Tuesday, 7 August 2012

The Next Level

Some really great drummers saw the software last night for the first time. The feedback was great, really positive, especially the more natural way notes are added and managed compared to the other 2 known pieces of software that create drum manuscripts for pipe bands.

One of the key pieces of feedback was don't stop to pretty it up. Get the functional pieces working at this stage, then go for the next level, i.e. the score capture capability. Apparently others have claimed they were writing software such as this years ago but it's never appeared. I can understand why, this is so much more complex to implement than the high level concept suggests.

It's now time for research again.

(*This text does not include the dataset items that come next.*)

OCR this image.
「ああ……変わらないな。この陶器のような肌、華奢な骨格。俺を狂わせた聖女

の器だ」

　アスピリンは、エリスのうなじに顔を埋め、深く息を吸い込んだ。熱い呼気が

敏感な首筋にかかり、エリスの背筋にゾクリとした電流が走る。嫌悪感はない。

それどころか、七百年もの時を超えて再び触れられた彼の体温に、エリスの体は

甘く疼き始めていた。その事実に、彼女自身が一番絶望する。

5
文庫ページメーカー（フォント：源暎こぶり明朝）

I've been recommended the Roland TD12 as the right drum pad to capture strokes, it's allegedly good enough to differentiate buzz type strokes as opposed to taps. The other thing that would be useful initially would be ones that can differentiate the weight of the stroke, i.e. how hard it's been hit. We'll need 2 pads, or a pad with 2 separate capture areas, as unless we want to investigate electronics in sticks, I can't think of another way of detecting which hand a stroke has been played with.

Initial trawl shows up http://www.homerecordingnow.com/electronic_drum_pads.php, which has a great index to a number of products. My hopes are high that I'm not looking for something so esoteric that it either doesn't exist or is so expensive it's not viable.

Alesis have a product which looks like a capture only device, which outputs midi signals from 8 different pads. Makes me think if you could learn to hit the top row of pads for buzzes and the bottom row for taps then even if it doesn't understand you could achieve the end goal! Given I don't know enough about MIDI and drum interfaces, that's probably the best place to start. I mean is there even a Java MIDI interface? Yes, time to get immersed in the Java Sound API!

Going deep, back when I've learned something!